A month after Hurricane Katrina, U.S. Marshals Ross Hebert, left, and Mark Frederick worked to follow up on calls made to the emergency number. With a group on loan from the D.C. Fugitive Task Force, they often had to use their detective skills to account for incomplete information in New Orleans. (By Michel Ducille — The Washington Post)
Special Report

As the situation became more dire in New Orleans, state police in Baton Rouge were suddenly fielding calls they weren’t equipped to handle, scribbling the information on sheets of paper.

“We called in extra employees and set up a phone bank, for lack of a better term, to answer and log these calls,” said their supervisor, Sgt. Doug Cain. “We certainly weren’t going to let these calls fall on deaf ears.”

Within a day or two, Cain developed a secure Internet site that could be accessed by dispatchers in New Orleans. Each morning, the dispatchers took the most urgent calls and sent them to rescuers on boats in the city.

“It wasn’t a Cadillac system,” said Capt. Mark Willow, commander of the New Orleans police homeland security division. “But this filled a tremendous gap for us and saved a lot of lives.”

In all, the makeshift Baton Rouge operation took 22,000 calls, ranging from the harrowing to relatives checking on the whereabouts of loved ones. But only a fraction could be handled at the time.

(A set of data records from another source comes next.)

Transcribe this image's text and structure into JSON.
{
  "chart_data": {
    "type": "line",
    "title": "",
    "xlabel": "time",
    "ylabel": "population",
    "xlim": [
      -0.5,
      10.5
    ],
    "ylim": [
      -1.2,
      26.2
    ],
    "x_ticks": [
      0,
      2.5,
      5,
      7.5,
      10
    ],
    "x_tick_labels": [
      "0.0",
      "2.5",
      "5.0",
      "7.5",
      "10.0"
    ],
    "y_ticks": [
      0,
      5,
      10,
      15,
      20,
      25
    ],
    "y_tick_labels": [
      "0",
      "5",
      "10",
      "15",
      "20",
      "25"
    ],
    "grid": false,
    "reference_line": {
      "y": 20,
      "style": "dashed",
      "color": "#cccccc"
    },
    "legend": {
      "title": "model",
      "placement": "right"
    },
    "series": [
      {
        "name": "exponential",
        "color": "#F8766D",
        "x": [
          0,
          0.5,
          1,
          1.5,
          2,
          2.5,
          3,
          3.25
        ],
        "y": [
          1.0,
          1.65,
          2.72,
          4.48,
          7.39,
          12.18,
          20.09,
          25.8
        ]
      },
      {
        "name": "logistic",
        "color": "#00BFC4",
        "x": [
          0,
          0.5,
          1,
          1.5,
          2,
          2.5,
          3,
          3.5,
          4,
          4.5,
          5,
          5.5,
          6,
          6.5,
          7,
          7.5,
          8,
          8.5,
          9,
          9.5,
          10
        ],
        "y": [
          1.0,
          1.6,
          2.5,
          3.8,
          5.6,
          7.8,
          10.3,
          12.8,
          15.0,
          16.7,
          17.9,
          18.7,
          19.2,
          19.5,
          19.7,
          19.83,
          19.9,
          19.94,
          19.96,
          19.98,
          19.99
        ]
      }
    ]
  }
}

More than a month after the hurricane, a team of U.S. marshals laboriously worked through a backlog of the calls. Often, addresses — even street names — were gone, so the marshals used skills developed hunting fugitives, such as riffling through letters in a mailbox. Often the search failed to provide answer, but they found bodies.

Clues and unsolved mysteries remained, though. “You’d find a baby blanket wrapped around a bush,” said Deputy Marshal Ross Hebert as he poked through debris in the city’s mud-caked Lower Ninth Ward, “and you’d just pray whoever was in this was okay.”